Hint2Gen: Bridging Understanding and Generation via Code-structured Hints
Abstract
Recent unified models have made remarkable strides in generating high-quality images, yet they consistently fail on reasoning-intensive tasks, i.e., solving mazes, assembling tangrams. Intriguingly, we find that vision-language models (VLMs) and large language models (LLMs) can accurately solve these tasks, but cannot generate the corresponding images because they lack a structured visual output interface. This reveals that the core bottleneck is not reasoning capacity, but the lack of a structured interface to translate high-level reasoning into precise visual output. To bridge this gap, we propose using code-structured visual hints (i.e., SVG/HTML) overlays that explicitly encode reasoning steps directly on the image plane. Accordingly, we develop an automatic data construction pipeline that can generate high-quality code-structured hints for existing datasets and train a unified model called Hint2Gen based on FLUX.1 Kontext to condition its generation on such hints.

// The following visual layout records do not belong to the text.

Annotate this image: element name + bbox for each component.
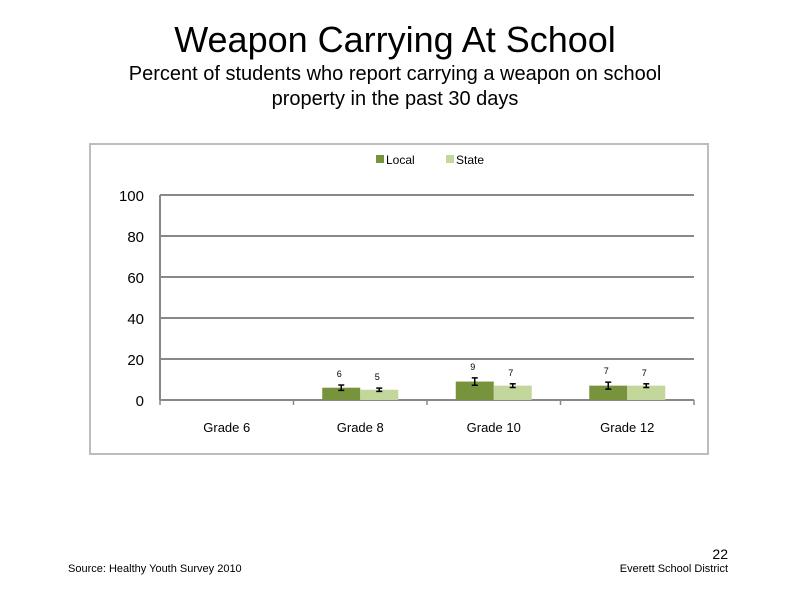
data-label: 7 — [604, 366, 609, 376]
x-tick-label: Grade 12 — [600, 420, 654, 435]
source-text: Source: Healthy Youth Survey 2010 — [68, 563, 242, 575]
bar-local — [589, 385, 628, 400]
slide-title: Weapon Carrying At School — [174, 19, 616, 60]
y-tick-label: 100 — [119, 188, 144, 205]
bar-state — [627, 385, 666, 400]
legend-swatch-local — [376, 155, 384, 163]
legend-swatch-state — [446, 155, 454, 163]
data-label: 9 — [470, 362, 475, 372]
data-label: 5 — [375, 372, 380, 382]
district-name: Everett School District — [619, 563, 728, 575]
bar-state — [360, 389, 399, 400]
y-tick-label: 40 — [127, 311, 144, 328]
y-tick-label: 20 — [127, 352, 144, 369]
legend-label: Local — [386, 153, 415, 167]
slide-subtitle: Percent of students who report carrying … — [128, 63, 662, 110]
y-tick-label: 80 — [127, 229, 144, 246]
bar-local — [455, 381, 494, 400]
bar-local — [322, 387, 361, 400]
chart-frame — [89, 143, 709, 455]
x-tick-label: Grade 6 — [203, 420, 250, 435]
bar-state — [493, 385, 532, 400]
legend-label: State — [456, 153, 484, 167]
slide-number: 22 — [712, 546, 728, 562]
x-tick-label: Grade 10 — [467, 420, 521, 435]
y-tick-label: 60 — [127, 270, 144, 287]
data-label: 7 — [642, 368, 647, 378]
data-label: 6 — [337, 369, 342, 379]
x-tick-label: Grade 8 — [337, 420, 384, 435]
data-label: 7 — [508, 368, 513, 378]
y-tick-label: 0 — [136, 393, 144, 410]
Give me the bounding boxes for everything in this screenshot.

Furthermore, to comprehensively evaluate the effectiveness of our approach, we introduce Reason2Gen, a benchmark comprising 4,000 samples spanning 20 categories across 7 core dimensions, including path connectivity, spatial assembly, etc. Extensive experiments demonstrate that even simply providing such hints as extra inputs—without any retraining—boosts their performance. And our model significantly outperforms all leading open-source/closed-source methods on reasoning-aware generation and editing across all the dimensions.